For effective prevention, prospective risk factors for injury should be established prior to introducing preventive measures.  Prospective risk factors provide information for identifying individuals at risk for suffering an injury potentially years in advance of the moment of injury.  The Landing Error Scoring System (LESS) is a field assessment tool for identifying potentially high-risk movement patterns (“errors”) during a jump-landing maneuver. We have previously demonstrated that the LESS has concurrent validity using three-dimensional motion analysis and that good inter- and intra-rater reliability can be obtained.  However, there is limited research investigating the LESS as a prospective screening tool.  Therefore, the purpose of the study was to examine the validity of the LESS (total score and individual items) in identifying the subgroup of individuals at higher risk for future ACL injury. Our study population was elite youth soccer athletes.

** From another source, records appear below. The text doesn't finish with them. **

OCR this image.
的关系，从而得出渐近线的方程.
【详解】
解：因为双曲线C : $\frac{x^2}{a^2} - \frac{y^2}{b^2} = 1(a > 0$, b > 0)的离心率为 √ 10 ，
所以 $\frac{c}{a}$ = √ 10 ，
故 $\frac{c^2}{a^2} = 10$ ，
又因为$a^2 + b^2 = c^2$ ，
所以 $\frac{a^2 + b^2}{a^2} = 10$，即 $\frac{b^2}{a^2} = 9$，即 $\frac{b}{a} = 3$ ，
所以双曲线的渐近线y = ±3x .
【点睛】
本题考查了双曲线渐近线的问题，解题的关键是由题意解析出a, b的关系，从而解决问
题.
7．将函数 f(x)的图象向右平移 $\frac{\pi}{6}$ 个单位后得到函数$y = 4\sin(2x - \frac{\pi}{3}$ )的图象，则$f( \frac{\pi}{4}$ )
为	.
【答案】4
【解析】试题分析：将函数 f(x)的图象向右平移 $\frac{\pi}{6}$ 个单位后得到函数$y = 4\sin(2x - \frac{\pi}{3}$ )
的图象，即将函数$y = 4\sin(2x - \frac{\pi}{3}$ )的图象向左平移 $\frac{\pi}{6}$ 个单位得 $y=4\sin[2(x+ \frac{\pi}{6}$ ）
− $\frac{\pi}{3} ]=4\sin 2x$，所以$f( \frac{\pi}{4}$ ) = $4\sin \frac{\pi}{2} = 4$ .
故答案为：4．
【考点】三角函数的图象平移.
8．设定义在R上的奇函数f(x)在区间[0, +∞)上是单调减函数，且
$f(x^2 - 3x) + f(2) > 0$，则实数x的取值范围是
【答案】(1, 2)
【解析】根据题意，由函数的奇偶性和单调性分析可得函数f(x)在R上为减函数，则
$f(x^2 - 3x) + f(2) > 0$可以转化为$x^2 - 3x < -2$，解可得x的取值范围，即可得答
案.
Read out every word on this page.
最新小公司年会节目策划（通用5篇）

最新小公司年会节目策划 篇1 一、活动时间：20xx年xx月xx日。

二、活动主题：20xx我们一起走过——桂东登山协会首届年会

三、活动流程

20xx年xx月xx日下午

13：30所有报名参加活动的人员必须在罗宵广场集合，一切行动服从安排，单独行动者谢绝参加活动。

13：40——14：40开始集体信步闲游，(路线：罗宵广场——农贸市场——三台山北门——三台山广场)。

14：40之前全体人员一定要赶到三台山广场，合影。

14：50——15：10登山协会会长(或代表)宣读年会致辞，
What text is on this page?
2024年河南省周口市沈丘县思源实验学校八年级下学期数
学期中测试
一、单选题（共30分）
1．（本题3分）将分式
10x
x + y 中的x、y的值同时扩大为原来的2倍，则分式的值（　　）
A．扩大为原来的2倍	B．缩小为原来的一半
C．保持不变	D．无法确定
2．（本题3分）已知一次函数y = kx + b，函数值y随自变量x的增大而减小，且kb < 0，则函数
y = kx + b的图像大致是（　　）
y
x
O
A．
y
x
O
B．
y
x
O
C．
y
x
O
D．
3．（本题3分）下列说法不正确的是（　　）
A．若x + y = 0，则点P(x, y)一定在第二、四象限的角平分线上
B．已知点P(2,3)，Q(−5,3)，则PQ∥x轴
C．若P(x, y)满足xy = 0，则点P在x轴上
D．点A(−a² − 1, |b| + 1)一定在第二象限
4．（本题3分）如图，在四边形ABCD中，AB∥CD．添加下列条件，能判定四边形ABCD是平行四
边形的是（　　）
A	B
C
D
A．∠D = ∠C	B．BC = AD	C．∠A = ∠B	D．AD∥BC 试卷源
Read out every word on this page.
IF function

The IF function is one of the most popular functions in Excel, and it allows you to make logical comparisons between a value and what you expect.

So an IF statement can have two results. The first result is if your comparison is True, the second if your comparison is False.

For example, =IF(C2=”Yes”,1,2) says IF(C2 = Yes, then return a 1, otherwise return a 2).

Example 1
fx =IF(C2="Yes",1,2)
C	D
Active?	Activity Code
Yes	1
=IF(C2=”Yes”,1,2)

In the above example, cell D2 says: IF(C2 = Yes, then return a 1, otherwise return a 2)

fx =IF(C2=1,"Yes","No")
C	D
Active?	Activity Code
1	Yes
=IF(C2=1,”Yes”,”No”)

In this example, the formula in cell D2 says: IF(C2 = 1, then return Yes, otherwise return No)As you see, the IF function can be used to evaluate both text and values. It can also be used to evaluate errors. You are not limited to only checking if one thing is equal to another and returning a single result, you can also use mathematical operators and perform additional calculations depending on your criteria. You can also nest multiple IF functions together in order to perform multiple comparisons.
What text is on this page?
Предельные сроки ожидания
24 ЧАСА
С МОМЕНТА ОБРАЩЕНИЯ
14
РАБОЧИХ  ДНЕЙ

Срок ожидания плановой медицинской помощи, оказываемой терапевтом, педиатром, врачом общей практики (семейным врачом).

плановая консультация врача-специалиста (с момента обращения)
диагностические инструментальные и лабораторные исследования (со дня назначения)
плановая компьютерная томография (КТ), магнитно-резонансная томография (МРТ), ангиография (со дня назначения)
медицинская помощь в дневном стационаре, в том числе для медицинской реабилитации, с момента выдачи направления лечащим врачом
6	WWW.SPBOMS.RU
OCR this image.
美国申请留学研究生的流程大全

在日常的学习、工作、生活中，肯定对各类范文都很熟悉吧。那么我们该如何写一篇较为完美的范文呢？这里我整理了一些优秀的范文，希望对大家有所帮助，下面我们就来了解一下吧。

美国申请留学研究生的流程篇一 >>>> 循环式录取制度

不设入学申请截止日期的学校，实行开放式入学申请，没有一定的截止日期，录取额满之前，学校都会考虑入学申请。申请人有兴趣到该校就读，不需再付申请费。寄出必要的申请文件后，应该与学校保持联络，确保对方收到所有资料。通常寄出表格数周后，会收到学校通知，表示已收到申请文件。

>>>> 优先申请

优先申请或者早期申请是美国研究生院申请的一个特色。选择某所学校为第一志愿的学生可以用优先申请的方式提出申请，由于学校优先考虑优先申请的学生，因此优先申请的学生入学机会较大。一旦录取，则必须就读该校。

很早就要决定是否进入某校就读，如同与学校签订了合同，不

Figure 1 - LESS Jump LandingWhat did you do and what did you find?

We tested a total of 829 elite youth soccer athletes, ages 11 to 18 years (25% under 13 years) at the beginning of their soccer season.  Testing for all participants consisted of a jump-landing task (3 trials) and landings were scored for “errors” in technique using the LESS.  A higher LESS score indicates a greater number of landing errors and consequently poorer jump landing technique.  Participants were then followed prospectively throughout their soccer season for diagnosis of an ACL injury.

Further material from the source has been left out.